The Ph.D. thesis is devoted to solving the current scientific and technical problem of developing real-time methods to search and recognize objects in video images on a mobile platform.
The introduction substantiates the relevance of the topic of dissertation research, formulates the purpose of the study and the scientific and technical tasks necessary to achieve it, shows the connection of the study with scientific programs and topics, provides the scientific novelty of the results obtained, their practical value and the personal contribution of the applicant. Information about the work results' testing and the author's personal contribution and publication are presented.
The first section analyzes existing approaches to integrating search and object recognition systems, namely, varieties and architectural features of recognition models and algorithms for tracking an arbitrary class of objects. The analysis results showed that integrating such systems requires applying a particular set of filters, specialized activation functions, and object-tracking algorithms. During the analysis, the Yolo family of convolutional neural network models was chosen as the basic neural network, as the most promising in the field of object recognition. In addition, an analysis of existing mobile systems for searching and recognizing objects in real time was carried out. It was determined that a significant problem of such systems is the lack of an effective platform for automatic training and integrating models into the mobile platform. Also, one of the problems is increasing the efficiency of such systems since they mostly have limited hardware capabilities. As a conclusion to the first chapter, a set of methods and tools for solving the problem of search and recognition in video images on a mobile platform in real time was formed, and the task of the dissertation research was formulated.

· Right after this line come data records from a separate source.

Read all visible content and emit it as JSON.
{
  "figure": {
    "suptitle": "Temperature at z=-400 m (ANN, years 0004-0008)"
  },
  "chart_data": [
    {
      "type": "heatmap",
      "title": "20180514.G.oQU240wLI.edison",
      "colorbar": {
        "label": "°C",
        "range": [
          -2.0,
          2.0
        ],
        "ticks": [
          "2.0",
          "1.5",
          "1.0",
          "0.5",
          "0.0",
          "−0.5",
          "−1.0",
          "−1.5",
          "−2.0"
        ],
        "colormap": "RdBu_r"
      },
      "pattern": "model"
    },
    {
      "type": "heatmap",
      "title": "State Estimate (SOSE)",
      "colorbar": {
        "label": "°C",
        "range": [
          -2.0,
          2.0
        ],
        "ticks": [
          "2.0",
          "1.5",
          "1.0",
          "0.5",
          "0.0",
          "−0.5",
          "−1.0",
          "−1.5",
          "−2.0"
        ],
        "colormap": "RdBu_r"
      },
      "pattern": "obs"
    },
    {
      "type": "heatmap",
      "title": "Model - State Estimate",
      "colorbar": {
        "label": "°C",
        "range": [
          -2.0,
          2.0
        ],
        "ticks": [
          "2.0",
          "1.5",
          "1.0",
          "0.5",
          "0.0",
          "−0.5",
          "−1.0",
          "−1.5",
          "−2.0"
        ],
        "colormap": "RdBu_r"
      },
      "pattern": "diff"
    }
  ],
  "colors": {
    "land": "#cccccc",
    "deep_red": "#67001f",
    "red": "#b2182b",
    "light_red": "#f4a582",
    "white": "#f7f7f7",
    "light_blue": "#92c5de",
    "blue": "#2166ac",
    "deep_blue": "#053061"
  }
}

In the second section, metrics for evaluating the results of object recognition and tracking were proposed. The general structure of the Yolov4 convolutional neural network model for the mobile platform is formed and described. A modified method of recognition object clustering based on k-means++ was used to create recognition anchors. Methods of filtering recognition results have been developed. Three object tracking algorithms have been developed: algorithmic, algorithmic with reinforcement learning, and an operational tracking algorithm based on the IOU minimization filter, using the Hungarian algorithm as a convergence function. Methods of memoization of tracking objects have been developed. Finally, a method of quantizing the output weight coefficients of a convolutional neural network by affine transformations is proposed.
In the third chapter, according to the proposed methods and tools, algorithms for training the convolutional neural network model, automatic annotation of input images, and conversion of the model into CoreML format for the mobile platform are developed. According to the selected means of scaling and containerization of Docker, the structure of the system of autonomous annotation, training, and conversion of such a model was built. From this structure, Docker containers can be extracted for each module/service, which will offer scalable hardware capabilities of the operating system. The interdependence between each element of such a system is described. A means of integrating a built-in module for tracking moving objects on the iOS mobile platform is proposed. The integration takes place with the use of the JavaScriptCore library for data transfer between the system and the module..
The fourth chapter presents the developed system architecture of the iOS mobile operating system and the Ubuntu operating system and justifies the choice of components of such systems. The results of system analysis and testing are presented. The obtained research results confirmed the effectiveness of search and recognition algorithms in real time.
Keywords: object recognition, object tracking algorithm, results filtering, scalable environment, activation functions, video images, mobile platform, convolutional neural network, real-time map, object search time, object recognition time, scalable Docker system, Yolo cluster of convolutional neural network models.